On Friday 26 April we have the opportunity to share our knowledge and experience when we host the inaugural International Coalition of Girls Schools, Australasian International Symposium on Educating Girls. As expert in girls’ education, MGGS is honoured to host this international event with close to 500 international participants, including our teaching staff. This day will be an asynchronous learning day for most of our Grammarians with a large number representing the School as Symposium guides and ambassadors. It will be an opportunity to share our ‘rich jungle learning’ with teachers from around the globe!
Our 57th House Drama Festival, held on the last day of Term 1, was spectacular with over 400 students participating. The performances were sensational, with a multitude of creative costuming and an intelligent play on the provocation of Alice in Wonderland and how the characters came to be there. Each House was given a character – Hensley, the Cheshire Cat, Mungo, the Mad Hatter, Taylor, the White Rabbit, Clarke, the Red Queen, and Blackwood, Tweedle Dee and Tweedle Dum. The overall winning House was Clarke with their wonderful interpretation of the Red Queen’s journey to Wonderland. The choreographers did a sterling job designing the creative dance alongside the fostering of House spirit by the Clarke House Captains, Isabella Troise and Saskia Dowd.
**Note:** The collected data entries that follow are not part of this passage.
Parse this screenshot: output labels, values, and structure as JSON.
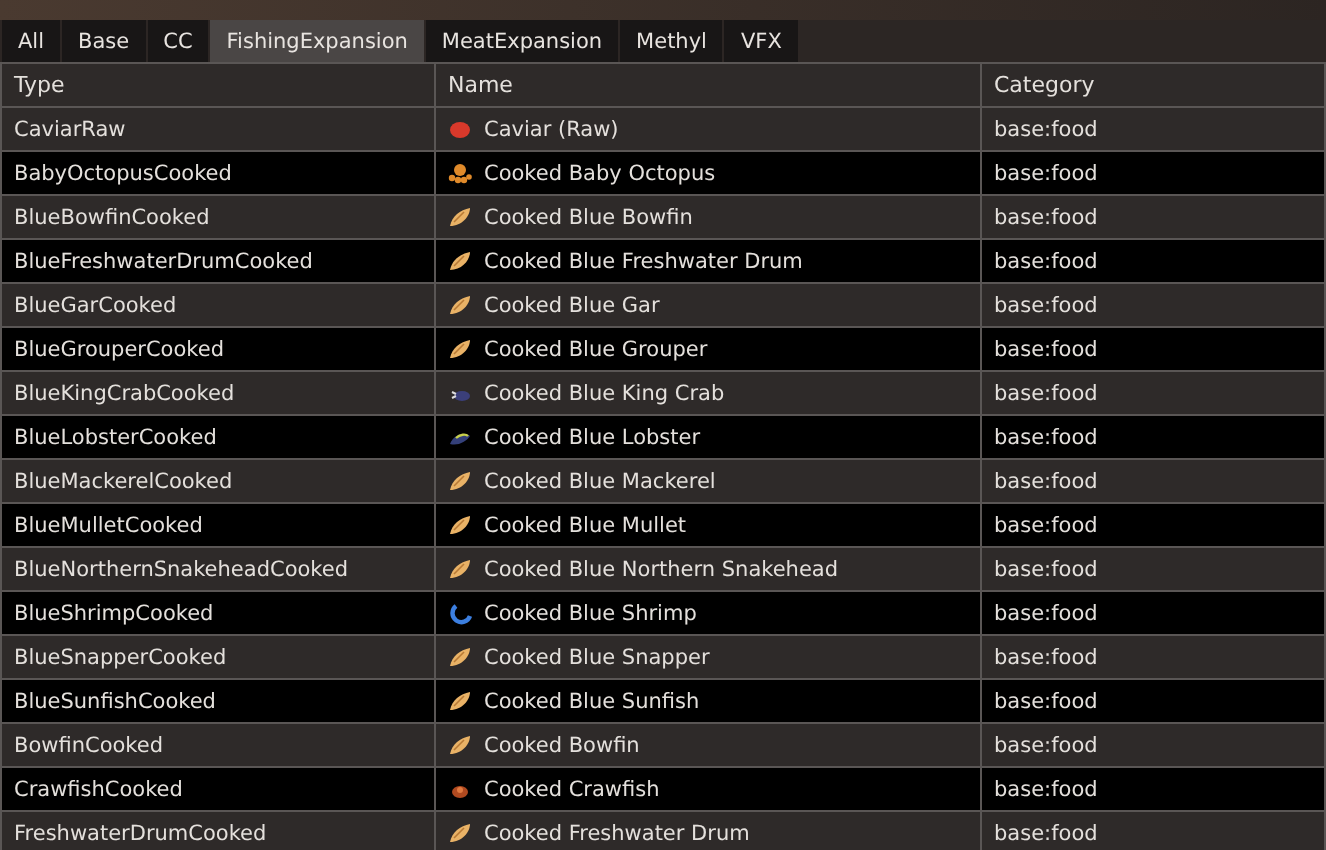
{
  "tabs": [
    {
      "label": "All",
      "selected": false
    },
    {
      "label": "Base",
      "selected": false
    },
    {
      "label": "CC",
      "selected": false
    },
    {
      "label": "FishingExpansion",
      "selected": true
    },
    {
      "label": "MeatExpansion",
      "selected": false
    },
    {
      "label": "Methyl",
      "selected": false
    },
    {
      "label": "VFX",
      "selected": false
    }
  ],
  "table": {
    "columns": [
      "Type",
      "Name",
      "Category"
    ],
    "rows": [
      {
        "type": "CaviarRaw",
        "name": "Caviar (Raw)",
        "category": "base:food",
        "kind": "caviar"
      },
      {
        "type": "BabyOctopusCooked",
        "name": "Cooked Baby Octopus",
        "category": "base:food",
        "kind": "octopus"
      },
      {
        "type": "BlueBowfinCooked",
        "name": "Cooked Blue Bowfin",
        "category": "base:food",
        "kind": "fish"
      },
      {
        "type": "BlueFreshwaterDrumCooked",
        "name": "Cooked Blue Freshwater Drum",
        "category": "base:food",
        "kind": "fish"
      },
      {
        "type": "BlueGarCooked",
        "name": "Cooked Blue Gar",
        "category": "base:food",
        "kind": "fish"
      },
      {
        "type": "BlueGrouperCooked",
        "name": "Cooked Blue Grouper",
        "category": "base:food",
        "kind": "fish"
      },
      {
        "type": "BlueKingCrabCooked",
        "name": "Cooked Blue King Crab",
        "category": "base:food",
        "kind": "crab"
      },
      {
        "type": "BlueLobsterCooked",
        "name": "Cooked Blue Lobster",
        "category": "base:food",
        "kind": "lobster"
      },
      {
        "type": "BlueMackerelCooked",
        "name": "Cooked Blue Mackerel",
        "category": "base:food",
        "kind": "fish"
      },
      {
        "type": "BlueMulletCooked",
        "name": "Cooked Blue Mullet",
        "category": "base:food",
        "kind": "fish"
      },
      {
        "type": "BlueNorthernSnakeheadCooked",
        "name": "Cooked Blue Northern Snakehead",
        "category": "base:food",
        "kind": "fish"
      },
      {
        "type": "BlueShrimpCooked",
        "name": "Cooked Blue Shrimp",
        "category": "base:food",
        "kind": "shrimp"
      },
      {
        "type": "BlueSnapperCooked",
        "name": "Cooked Blue Snapper",
        "category": "base:food",
        "kind": "fish"
      },
      {
        "type": "BlueSunfishCooked",
        "name": "Cooked Blue Sunfish",
        "category": "base:food",
        "kind": "fish"
      },
      {
        "type": "BowfinCooked",
        "name": "Cooked Bowfin",
        "category": "base:food",
        "kind": "fish"
      },
      {
        "type": "CrawfishCooked",
        "name": "Cooked Crawfish",
        "category": "base:food",
        "kind": "crawfish"
      },
      {
        "type": "FreshwaterDrumCooked",
        "name": "Cooked Freshwater Drum",
        "category": "base:food",
        "kind": "fish"
      }
    ]
  }
}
We were delighted to welcome renowned and award-winning Australian children’s author, Louise Park to speak to our Years 4, 5 and 6 in Wildfell on Thursday 18 April. Park started with a general discussion about her books, her writing process, idea-creating, building worlds and the editing and redrafting process. This was interactive and our Grammarians loved it! Park then focused on her latest award-winning book, Last Man Out: A Portrayal of the Gallipoli Evacuation and what’s involved in writing narrative or creative non-fiction. Our Grammarians enjoyed a slideshow of photos and personal artefacts showing battlefield conditions, daily life at the front, the respect shown to both sides during the campaign, and evacuation details from the last week on Gallipoli. This was a timely learning opportunity for our Grammarians as a prelude to Anzac Day.
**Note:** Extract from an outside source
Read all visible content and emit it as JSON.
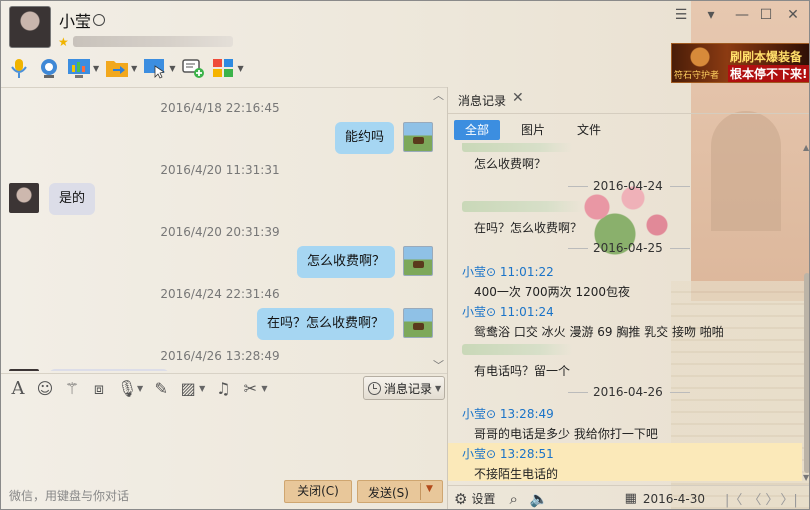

I am pleased to announce that we continue as education partners of the Melbourne Writers Festival, 6 to 12 May 2024. We will be most fortunate to listen to outstanding writers and involve our Grammarians. I hope that you can also join this iconic Melbourne event. On Thursday 9 May, the MGGS Community is exclusively invited to hear author Lauren Groff speak about the importance of reading widely and curiously, at all ages. Join Lauren in conversation at the Conversation Quarter in the State Library of Victoria from 5.30pm.
In closing, I hope to see you at one of the many events coming up. Please remember that we are here because of and for your daughter. Please do not hesitate to get in contact with the School if you have any questions or need support. Have a happy Term 2!